Beckett’s letters to Georges Duthuit form the foundation of this volume. Why does Beckett address some of his most intense and emotional writings to him? What role did he play for Beckett during this time?

That is a very good question but one that is very hard to answer. Duthuit was also something of an outsider to France, having spent the War years in the U.S. There was clearly a very strong bond between the two men, even if – unusually for Beckett – it did not last. Much of the bond was based on their intense engagement with the visual arts. I think that, in Duthuit, Beckett found someone with even more radical views than his own; Duthuit basically thought most of Western art was a disaster and that, after the Byzantine period, it was only with the Fauvist painters that art came alive again in the West (I exaggerate slightly). Beckett found this challenging. Certainly Duthuit, Matisse’s son-in-law and a very wealthy man, was enormously helpful to Beckett in this period.

How do you think Beckett’s experience in France during the War years, during which there are virtually no letters, influenced his correspondence afterward?
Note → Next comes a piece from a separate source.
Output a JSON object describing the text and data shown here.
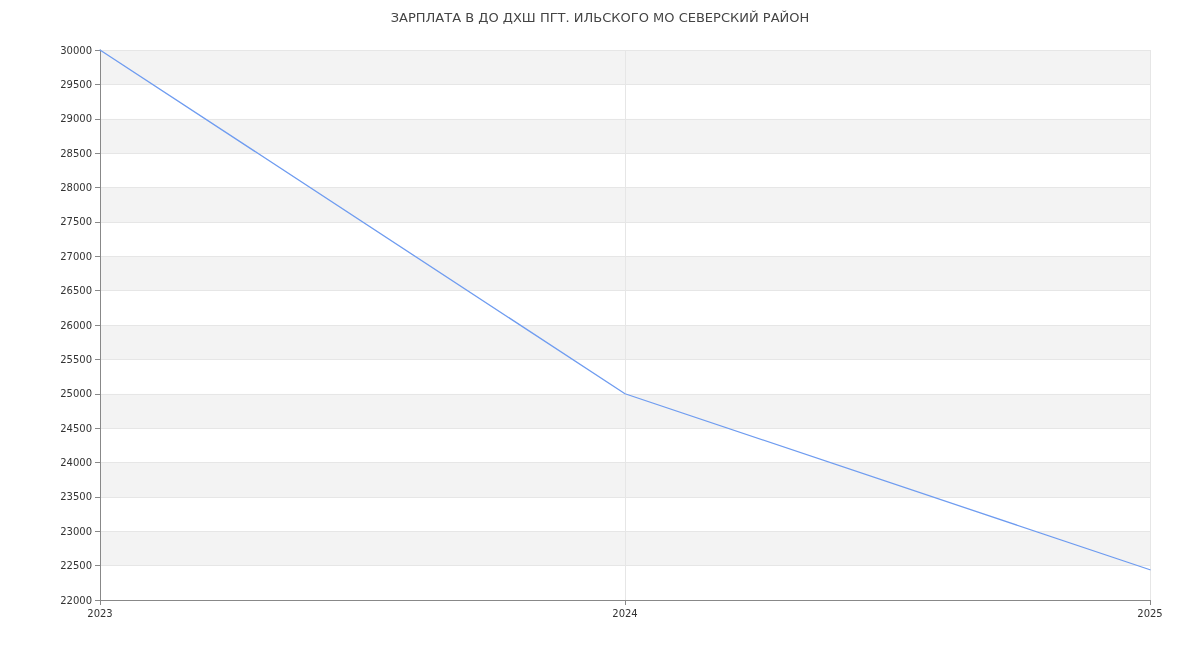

During the War years Beckett is immersed in a France, and a French, that is very different from the world of Paris intellectuals he knew. He works in the fields in the South of France, and lives simply and with difficulty. I think that there is also a great need to communicate after the War, and he finds himself having to console and help a lot of friends who have lost loved ones, which he often does through letters. But most of all there is a new tone of deepened compassion in the letters, a sense that he is a “sadder and a wiser man”.

As Beckett becomes internationally renowned, he sometimes seems to reject his fame. Do you think this is genuine? How would you characterize his relationship with his newfound notoriety?

I think it is entirely genuine, but only part of the story. Beckett wishes his work to be known and goes to great lengths to make it known. I think that the fact it is successful gives him a new lease of life. However, he did not himself wish to be famous or in the limelight, and shunned publicity. He is therefore deeply grateful to those who help his work to be known, and deeply uneasy with the light shone upon him, while realizing that this is not an entirely tenable position.

How can we expect to see Beckett’s correspondence changing in the next volume?

In Volume 3, Beckett has a much wider ranger of correspondents, as he is now an internationally famous author. He is involved in new media – radio, film, television – and writes to friends and colleagues about this. But the biggest change of all is that Beckett becomes much more open in writing about the work in progress. Whereas before he was decidedly reticent about whatever he was working on, now he becomes quite eloquent, giving detailed explanations of where he is with the work, what he is intending, the problems, challenges, and rewards. This is especially the case with the key correspondent of Volume 3, Barbara Bray.

Do you have a favorite letter in this collection?

I have many letters that I love, but if I had to choose one it might be from 3 January 1951 to Georges Duthuit, in which Beckett talks about the winter in Ussy (where he has his country house) and about the peasants in the area; then talks about his hesitations over the title of En attendant Godot; then launches into an explanation of why he thinks the set for Godot – as yet unproduced – must be simple. It is a letter that contains most of what makes Beckett such a superb correspondent.